Over the years I never ceased to be amazed at the talent that’s sifted through my high school creative writing class. I’ve found complete joy in pouring my love of the written word into such eager fresh proficiency. Deep within the hidden recesses of my heart I hoped to unearth the next bestselling novelist.
I considered it my calling: to pierce the dark depths of the soul with a pinhole of light, to discover the hidden treasures that lay deeper than most people are willing to search. As a writer, I know that a gifted author is often harassed with a dark side, an inky blackness that clings to their insides and remains reluctant to let loose of the tortured soul.
This was the case with Darcy. Dark Darcy, the kids called her. I remember her well. Darcy would take her seat in the far corner of the class, the north corner. I called her my North Star.
Black stringy hair hung over her shifty eyes. Her back pack always hit the floor with a thud. She’d rummage through and produce her writing notebook. Her leg bounced incessantly. Hunched over her desk she watched warily, anxious for everyone to sit with their backs to her.
Darcy’s black garb hung loosely on her emaciated frame. Her Goth-like accessories clanked nervously on her desk when I’d hand back the latest homework, corrected with splashes of red ink. She’d grab hers out of my hand and immediately flip through it, hungry to know what I thought of her latest masterpiece.
Darcy thrived on the combination of crisp white paper, scratched with black, heavily sprinkled with crimson ink. With every red word of correction I wrote on Darcy’s work, I felt like a potter with a lump of clay on the wheel, spinning and molding the beautiful piece of art that she was.
Emphasis on was.
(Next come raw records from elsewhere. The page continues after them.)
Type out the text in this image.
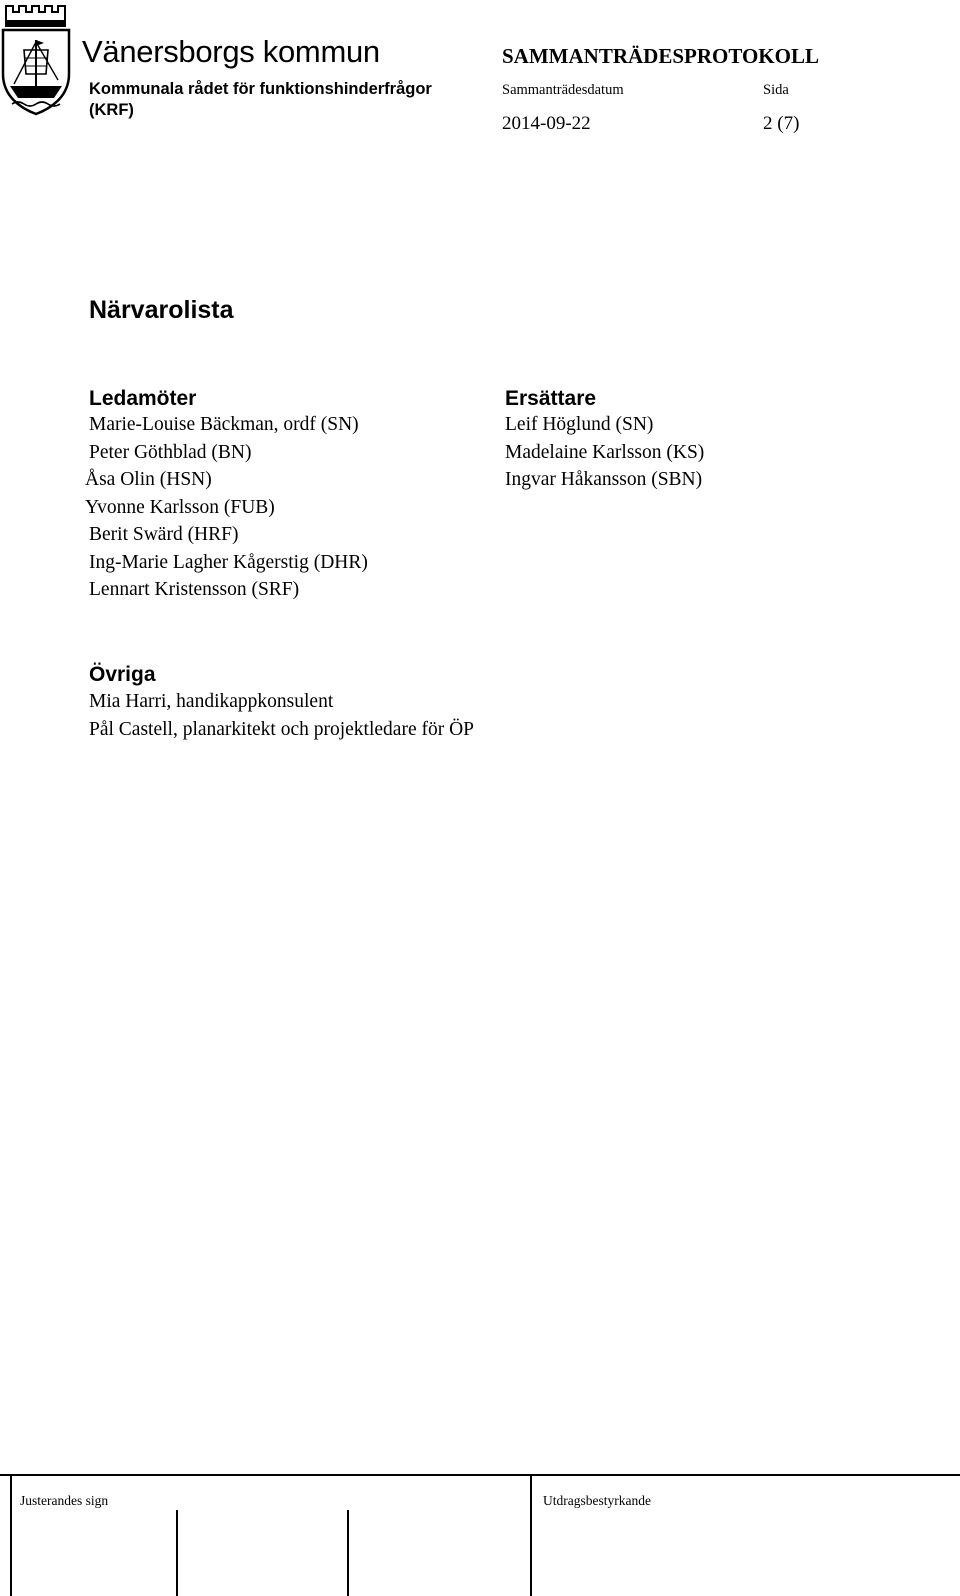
Vänersborgs kommun
Kommunala rådet för funktionshinderfrågor
(KRF)
SAMMANTRÄDESPROTOKOLL
Sammanträdesdatum	Sida
2014-09-22	2 (7)
Närvarolista
Ledamöter
Marie-Louise Bäckman, ordf (SN)
Peter Göthblad (BN)
Åsa Olin (HSN)
Yvonne Karlsson (FUB)
Berit Swärd (HRF)
Ing-Marie Lagher Kågerstig (DHR)
Lennart Kristensson (SRF)
Ersättare
Leif Höglund (SN)
Madelaine Karlsson (KS)
Ingvar Håkansson (SBN)
Övriga
Mia Harri, handikappkonsulent
Pål Castell, planarkitekt och projektledare för ÖP
Justerandes sign	Utdragsbestyrkande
No one has seen or heard from Darcy for fifteen years. She never showed up for graduation. Odd, but then, Dark Darcy had been known for peculiar behavior. Her mother said she simply walked out the door one day and never returned. Sadly, she didn’t appear to miss her daughter.
Apparently Darcy held me in high esteem. A week after graduation I received this letter:
Dear Mrs. Sanders,
You are the only one I intend to contact. You alone discern my deepest thoughts. I know you understand me when I say I don’t want to be Dark Darcy anymore. Originally this began as a suicide letter. I plotted and planned my death to occur on graduation night but then the encouragement you consistently shared on my homework haunted me. No, not haunted, those words breathed life to my very core.
You assured me that I have a gift to share with the world, yet I have doubts anyone would want to read anything I write. This darkness I live with didn’t happen overnight and I know it won’t disappear instantly either.
I need help. I want you to know I have a plan to put Dark Darcy to death, but the soul you painstakingly nurtured with your kindness and the gift you poured into me through written words will not die. I will forever be indebted to you.
With sincere appreciation,
Your North Star.
Instantly my heart surged with spring-like life. You know the kind of spring where you experience brilliant sunshine that turns immediately to rain, hail, thunder, lightning, and then a beautiful rainbow appears? I fell to my knees and held Darcy’s letter to my heart and prayed fervently for her soul.
“Oh God protect my North Star,” I remembered praying. “Guide her to Your Morning Star. Shine Your light into her dark tortured life.”
I retired this week from my ministry post: the public high school. I never could speak the name of Jesus publicly but I know that I know…deep in my knower that I’ve been a minister of the gospel of Jesus Christ for thirty-five years.
I received a package in the mail yesterday, no return address, but I instantly recognized the handwriting. It was a book. A well crafted story of hope. I stayed up all night reading about a dark and lonely gal that checks herself into a mental institute. She called it her cocoon season. She emerges years later the most beautiful, confident, butterfly.
I smile at the author’s name, Estelle North. My North Star shines bright in a dark sky leading others on a journey of hope and freedom.